4. Never Answer a Request for Personal Information
Companies and organizations don’t ever ask for personal information via email. If you get an email where you are asked to “Sign in immediately,” or “Update your information,” be extremely careful. Legitimate businesses will never request information like this, so you can be sure that it is spam.
5. Watch out for Typos & Mistakes
Spammers write in such a way that their emails get past spam filters, and they often use typological errors to do this. For example, say Paypal is used in the content of the mail; we would assume that the email is about PayPal. As a global brand, PayPal would never send out a mail where its name is not in the correct format.
Most large companies employ professionals to assist them with their marketing, so if you spot spelling errors or typological mistakes in an email that appears to come from a well-known company, be aware that it could very well be a spam email.
6. Look out for Unknown Attachments or Links
A good idea is not to open any email of which you don’t know the source. You should also not download any attachments or click on any links in an unsolicited email because this is how viruses or malware can be used to gain access to your computer and destroy your data.
The most common attachments used for sending malicious files are .docx or .zip format.

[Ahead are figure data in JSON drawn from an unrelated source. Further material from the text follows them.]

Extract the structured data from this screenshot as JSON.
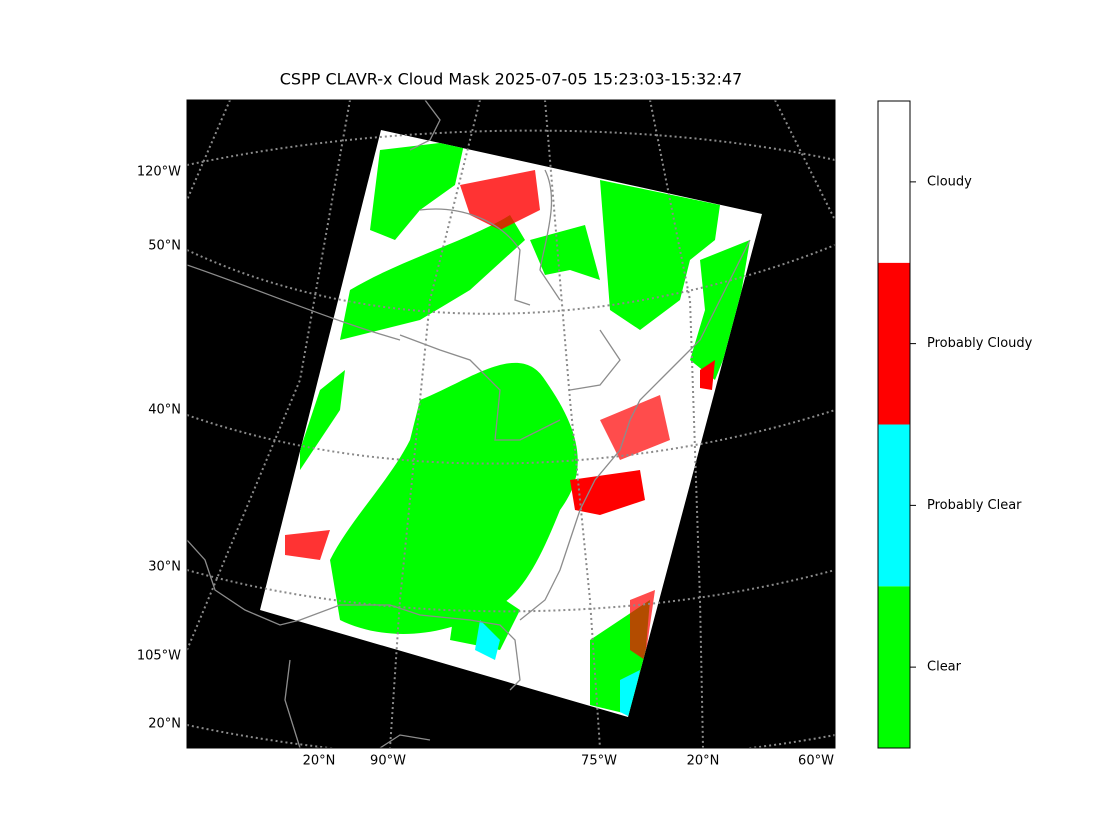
{
  "title": "CSPP CLAVR-x Cloud Mask 2025-07-05 15:23:03-15:32:47",
  "left_labels": [
    "120°W",
    "50°N",
    "40°N",
    "30°N",
    "105°W",
    "20°N"
  ],
  "bottom_labels": [
    "20°N",
    "90°W",
    "75°W",
    "20°N",
    "60°W"
  ],
  "colorbar": [
    {
      "label": "Clear",
      "color": "#00ff00"
    },
    {
      "label": "Probably Clear",
      "color": "#00ffff"
    },
    {
      "label": "Probably Cloudy",
      "color": "#ff0000"
    },
    {
      "label": "Cloudy",
      "color": "#ffffff"
    }
  ]
}
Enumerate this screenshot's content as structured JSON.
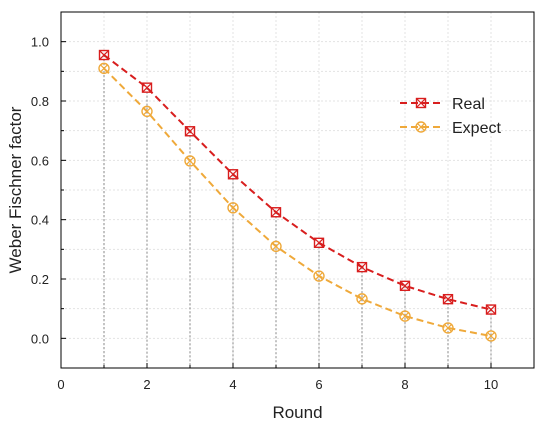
{
  "chart_data": {
    "type": "line",
    "xlabel": "Round",
    "ylabel": "Weber Fischner factor",
    "xlim": [
      0,
      11
    ],
    "ylim": [
      -0.1,
      1.1
    ],
    "x_ticks": [
      "0",
      "2",
      "4",
      "6",
      "8",
      "10"
    ],
    "y_ticks": [
      "0.0",
      "0.2",
      "0.4",
      "0.6",
      "0.8",
      "1.0"
    ],
    "grid": true,
    "legend_position": "right",
    "x": [
      1,
      2,
      3,
      4,
      5,
      6,
      7,
      8,
      9,
      10
    ],
    "series": [
      {
        "name": "Real",
        "color": "#d81e1e",
        "marker": "square-x",
        "values": [
          0.955,
          0.845,
          0.698,
          0.553,
          0.425,
          0.322,
          0.24,
          0.177,
          0.132,
          0.097
        ]
      },
      {
        "name": "Expect",
        "color": "#efa93a",
        "marker": "circle-x",
        "values": [
          0.91,
          0.765,
          0.598,
          0.44,
          0.31,
          0.21,
          0.133,
          0.075,
          0.035,
          0.008
        ]
      }
    ]
  }
}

7. Remember That There’s No Such Thing as a Free Lunch
Spam emails that are phishing scams trying to get personal information from you will generally require you to click on a link or provide personal information to receive something free or a large sum of money.
It is improbable that anyone is going to send you an email that requires you to download or click to get something. This clue is a definite red flag that something is amiss. Delete the spam email immediately.
But to protect your computer when using a desktop email client…
8. Install Anti-virus and Anti-spam Software
You can install anti-virus and anti-spam software to protect yourself. The software scans mail to see if it looks like spam and then sends it to the spam folder. It also scans them for any malware, virus, and phishing attacks and will either quarantine the relevant files or warn the user that the email is potentially dangerous. Microsoft Defender, which is built-in to the Windows operating system is a good, free solution.
9. If You Don’t Know the Sender, Don’t Open the Email
If you receive an email from a party you don’t know, or from an email address you don’t recognize, it is probably spam. Mark them as such. You can also tell spam if it comes from an email address that has a whole lot of numbers before the @ or a domain name that looks suspicious. Do not open any suspicious emails. Mark them as spam or delete them immediately.
Spam is very dangerous. It can open up your computer and your data to cyber-attacks. You need to pay attention when going through your emails and make sure you keep your anti-virus software up to date.
If you are unsure about clicking on a link, then you should type it out in your internet browser to validate its authenticity or use a third-party security site to check the email on your behalf.
If you think that your computer has been compromised, you should run a scan using your anti-virus software. Make sure that you change your passwords regularly and don’t use the same password for everything.
Stay alert, read carefully, and always err on the side of caution before opening a suspicious mail. These simple things could save you tremendous heartache and will keep you safe online.